Friday, February 10, 2017

Where It All Began...

Sensory processing disorder causes you to doubt your ability to parent. People wonder why you can’t control your child. You share what happens in your house with friends who have the same age kids and they say the same things happen at their own home. You pause for a second and think “Really? And you don’t think anything is wrong?” Then you witness that one time their children explode and you realize they have no idea what you are talking about. The explosion that you just witnessed is what you would consider to be what occurs on a calm day in your house. It is in that moment that you start to feel alone. You begin to doubt yourself. Maybe you aren’t the great parent you thought you were. Maybe, you are doing something wrong…

Then, one day you decide to have a second child and everything is different. Washing up after lunch doesn’t involve kicking and screaming bloody murder. (A daily routine that I am sure makes the neighbors believe that I use acid rather than water to clean my children).

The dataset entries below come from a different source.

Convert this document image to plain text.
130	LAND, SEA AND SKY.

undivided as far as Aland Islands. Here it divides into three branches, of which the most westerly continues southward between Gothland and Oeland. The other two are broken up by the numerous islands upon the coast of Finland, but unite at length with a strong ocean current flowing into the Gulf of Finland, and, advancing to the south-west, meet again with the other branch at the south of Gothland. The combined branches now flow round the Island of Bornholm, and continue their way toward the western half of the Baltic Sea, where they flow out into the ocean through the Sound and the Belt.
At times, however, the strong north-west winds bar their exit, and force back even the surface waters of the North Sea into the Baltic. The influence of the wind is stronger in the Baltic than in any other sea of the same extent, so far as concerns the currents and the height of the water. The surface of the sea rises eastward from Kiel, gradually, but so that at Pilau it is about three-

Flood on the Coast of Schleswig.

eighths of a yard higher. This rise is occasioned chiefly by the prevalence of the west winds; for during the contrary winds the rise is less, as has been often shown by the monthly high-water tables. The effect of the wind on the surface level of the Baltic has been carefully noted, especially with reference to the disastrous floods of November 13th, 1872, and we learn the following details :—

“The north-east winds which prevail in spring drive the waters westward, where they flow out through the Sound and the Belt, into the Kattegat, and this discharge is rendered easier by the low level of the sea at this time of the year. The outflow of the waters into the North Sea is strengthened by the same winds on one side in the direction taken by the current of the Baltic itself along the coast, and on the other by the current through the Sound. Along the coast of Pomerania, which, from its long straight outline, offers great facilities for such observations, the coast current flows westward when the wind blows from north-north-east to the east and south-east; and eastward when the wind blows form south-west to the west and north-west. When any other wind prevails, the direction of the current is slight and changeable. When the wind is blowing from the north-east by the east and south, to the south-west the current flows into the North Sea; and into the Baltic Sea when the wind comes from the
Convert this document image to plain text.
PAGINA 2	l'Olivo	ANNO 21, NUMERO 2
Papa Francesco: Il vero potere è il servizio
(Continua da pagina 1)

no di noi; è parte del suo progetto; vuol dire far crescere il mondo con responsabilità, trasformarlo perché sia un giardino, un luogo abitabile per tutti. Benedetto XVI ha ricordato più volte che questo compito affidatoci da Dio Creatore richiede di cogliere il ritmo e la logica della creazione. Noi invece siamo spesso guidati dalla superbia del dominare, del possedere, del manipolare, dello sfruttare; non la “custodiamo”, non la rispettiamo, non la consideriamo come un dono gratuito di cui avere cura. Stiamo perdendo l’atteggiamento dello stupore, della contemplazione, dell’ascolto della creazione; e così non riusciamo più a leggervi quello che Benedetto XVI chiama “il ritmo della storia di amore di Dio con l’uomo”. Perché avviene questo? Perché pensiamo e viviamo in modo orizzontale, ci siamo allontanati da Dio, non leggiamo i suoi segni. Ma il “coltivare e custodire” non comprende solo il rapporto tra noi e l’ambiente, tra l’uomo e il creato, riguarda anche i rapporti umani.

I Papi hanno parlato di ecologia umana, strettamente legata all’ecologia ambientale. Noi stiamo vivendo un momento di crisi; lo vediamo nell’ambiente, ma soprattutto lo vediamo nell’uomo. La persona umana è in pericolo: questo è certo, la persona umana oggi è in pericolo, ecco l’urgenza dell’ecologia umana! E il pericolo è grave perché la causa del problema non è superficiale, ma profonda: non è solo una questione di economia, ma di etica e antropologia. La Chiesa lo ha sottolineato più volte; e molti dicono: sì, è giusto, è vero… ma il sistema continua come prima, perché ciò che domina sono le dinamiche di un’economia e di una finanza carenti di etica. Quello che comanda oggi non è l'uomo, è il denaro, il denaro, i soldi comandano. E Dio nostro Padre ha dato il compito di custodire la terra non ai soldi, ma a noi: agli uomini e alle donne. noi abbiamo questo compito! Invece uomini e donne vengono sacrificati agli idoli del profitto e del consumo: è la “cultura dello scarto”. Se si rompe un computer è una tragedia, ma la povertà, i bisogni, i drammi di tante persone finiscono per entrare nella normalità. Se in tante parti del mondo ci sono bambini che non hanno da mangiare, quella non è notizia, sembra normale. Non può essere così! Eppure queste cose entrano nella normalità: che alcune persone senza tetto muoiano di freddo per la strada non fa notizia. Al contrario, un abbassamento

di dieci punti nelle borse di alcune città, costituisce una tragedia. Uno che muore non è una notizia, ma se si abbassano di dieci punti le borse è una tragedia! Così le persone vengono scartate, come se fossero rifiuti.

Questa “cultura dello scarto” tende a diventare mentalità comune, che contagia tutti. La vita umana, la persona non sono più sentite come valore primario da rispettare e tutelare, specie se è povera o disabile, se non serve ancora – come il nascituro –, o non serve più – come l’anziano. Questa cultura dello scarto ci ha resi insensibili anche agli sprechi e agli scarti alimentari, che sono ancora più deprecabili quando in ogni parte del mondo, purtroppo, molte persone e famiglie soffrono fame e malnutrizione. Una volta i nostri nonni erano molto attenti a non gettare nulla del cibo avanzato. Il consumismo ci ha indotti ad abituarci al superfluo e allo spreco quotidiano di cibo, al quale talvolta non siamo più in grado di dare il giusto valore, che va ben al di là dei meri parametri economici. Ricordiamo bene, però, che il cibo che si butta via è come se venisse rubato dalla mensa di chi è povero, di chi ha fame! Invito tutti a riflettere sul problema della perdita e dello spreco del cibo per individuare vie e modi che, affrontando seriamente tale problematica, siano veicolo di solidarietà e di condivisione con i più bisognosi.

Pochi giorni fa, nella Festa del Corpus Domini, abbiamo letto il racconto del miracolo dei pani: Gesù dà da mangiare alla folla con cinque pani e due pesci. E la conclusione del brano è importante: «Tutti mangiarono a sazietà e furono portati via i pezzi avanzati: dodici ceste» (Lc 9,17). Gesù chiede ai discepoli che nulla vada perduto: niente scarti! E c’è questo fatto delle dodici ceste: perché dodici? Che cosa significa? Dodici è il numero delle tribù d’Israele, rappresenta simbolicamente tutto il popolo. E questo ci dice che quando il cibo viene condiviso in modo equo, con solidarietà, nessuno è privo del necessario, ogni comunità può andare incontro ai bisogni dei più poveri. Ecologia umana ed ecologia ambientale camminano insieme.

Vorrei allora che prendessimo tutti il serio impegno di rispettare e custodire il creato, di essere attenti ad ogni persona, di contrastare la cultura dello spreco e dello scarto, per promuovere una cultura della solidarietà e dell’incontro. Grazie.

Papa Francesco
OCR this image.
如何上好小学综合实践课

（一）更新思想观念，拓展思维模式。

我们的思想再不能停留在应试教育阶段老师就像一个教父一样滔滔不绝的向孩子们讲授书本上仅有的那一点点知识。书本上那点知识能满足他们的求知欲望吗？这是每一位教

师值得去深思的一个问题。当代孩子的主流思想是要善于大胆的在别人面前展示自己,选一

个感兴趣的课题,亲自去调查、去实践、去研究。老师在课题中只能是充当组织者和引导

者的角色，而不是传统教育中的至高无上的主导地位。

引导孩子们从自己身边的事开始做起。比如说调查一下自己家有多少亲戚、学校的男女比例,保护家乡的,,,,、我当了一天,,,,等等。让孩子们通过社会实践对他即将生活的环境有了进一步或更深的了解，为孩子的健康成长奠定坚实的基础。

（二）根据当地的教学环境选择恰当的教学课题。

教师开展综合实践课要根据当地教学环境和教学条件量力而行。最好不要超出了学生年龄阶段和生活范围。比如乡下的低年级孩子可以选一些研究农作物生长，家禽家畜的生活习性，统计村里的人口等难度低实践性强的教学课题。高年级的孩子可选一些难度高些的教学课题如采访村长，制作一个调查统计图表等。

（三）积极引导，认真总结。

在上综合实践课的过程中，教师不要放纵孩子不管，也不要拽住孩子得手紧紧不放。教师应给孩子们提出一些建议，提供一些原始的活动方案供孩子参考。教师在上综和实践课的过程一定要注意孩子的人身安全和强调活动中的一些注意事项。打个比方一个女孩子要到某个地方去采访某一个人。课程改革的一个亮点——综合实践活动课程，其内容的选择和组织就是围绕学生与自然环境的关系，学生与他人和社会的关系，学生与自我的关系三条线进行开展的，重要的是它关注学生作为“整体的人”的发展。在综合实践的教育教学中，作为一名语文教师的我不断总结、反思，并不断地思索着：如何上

Transitions are not as hard and his temper tantrums are laughable. My second child can be stepped over and left on the floor if need be or dropped in time out without breaking a sweat or stopping a conversation.

Somewhere after the birth of the second child (or at least that was when ours arrived) comes the fateful day that every sensory parent talks about; the day you will never forget. The day where you realize beyond a shadow of a doubt that something has to be done. You are faced with the understanding that what you are witnessing is beyond the “spirited child” posts found all over Facebook and instead the life of a child constantly in survival mode. Everything changes on that day. My moment of awakening occurred in the middle of a crowded bathroom at an outdoor museum in front of an audience of 20 pairs of eyes. My daughter was melting down because the bathroom was crowded and the hand dryers were really loud. To make matters worse, the changing table was not in a quiet location and instead in the middle of the bathroom because most people are not still dealing with diapers when their children are 3.   I carried my sobbing daughter out of the bathroom and back into the quieter lobby with the dirty pull up still on. The minute we reached the quiet, she relaxed and within a few minutes was calm again. I’ll never forget when she told my sister “That room was too loud. It hurt me.” As I changed my daughter behind a bush outside of the museum and made my sister, who runs a nature center, promise me to never put loud hand dryers in her bathrooms, I thought, “I need help.” I have over eleven years of elementary teaching experience and I can’t do this on my own.


The thing is, I don’t want to take the sensitivity out of my child. It makes her who she is. Her sensory processing disorder makes her so empathetic to others emotions. It makes her see colors brighter and think outside of the box. It has helped her become one of the most imaginative children I have ever met. I just want her to be able to swing with her peers and go to the bathroom without screaming. I want the world to be not such a scary place. I’d also like to be able to trust my gut instinct again.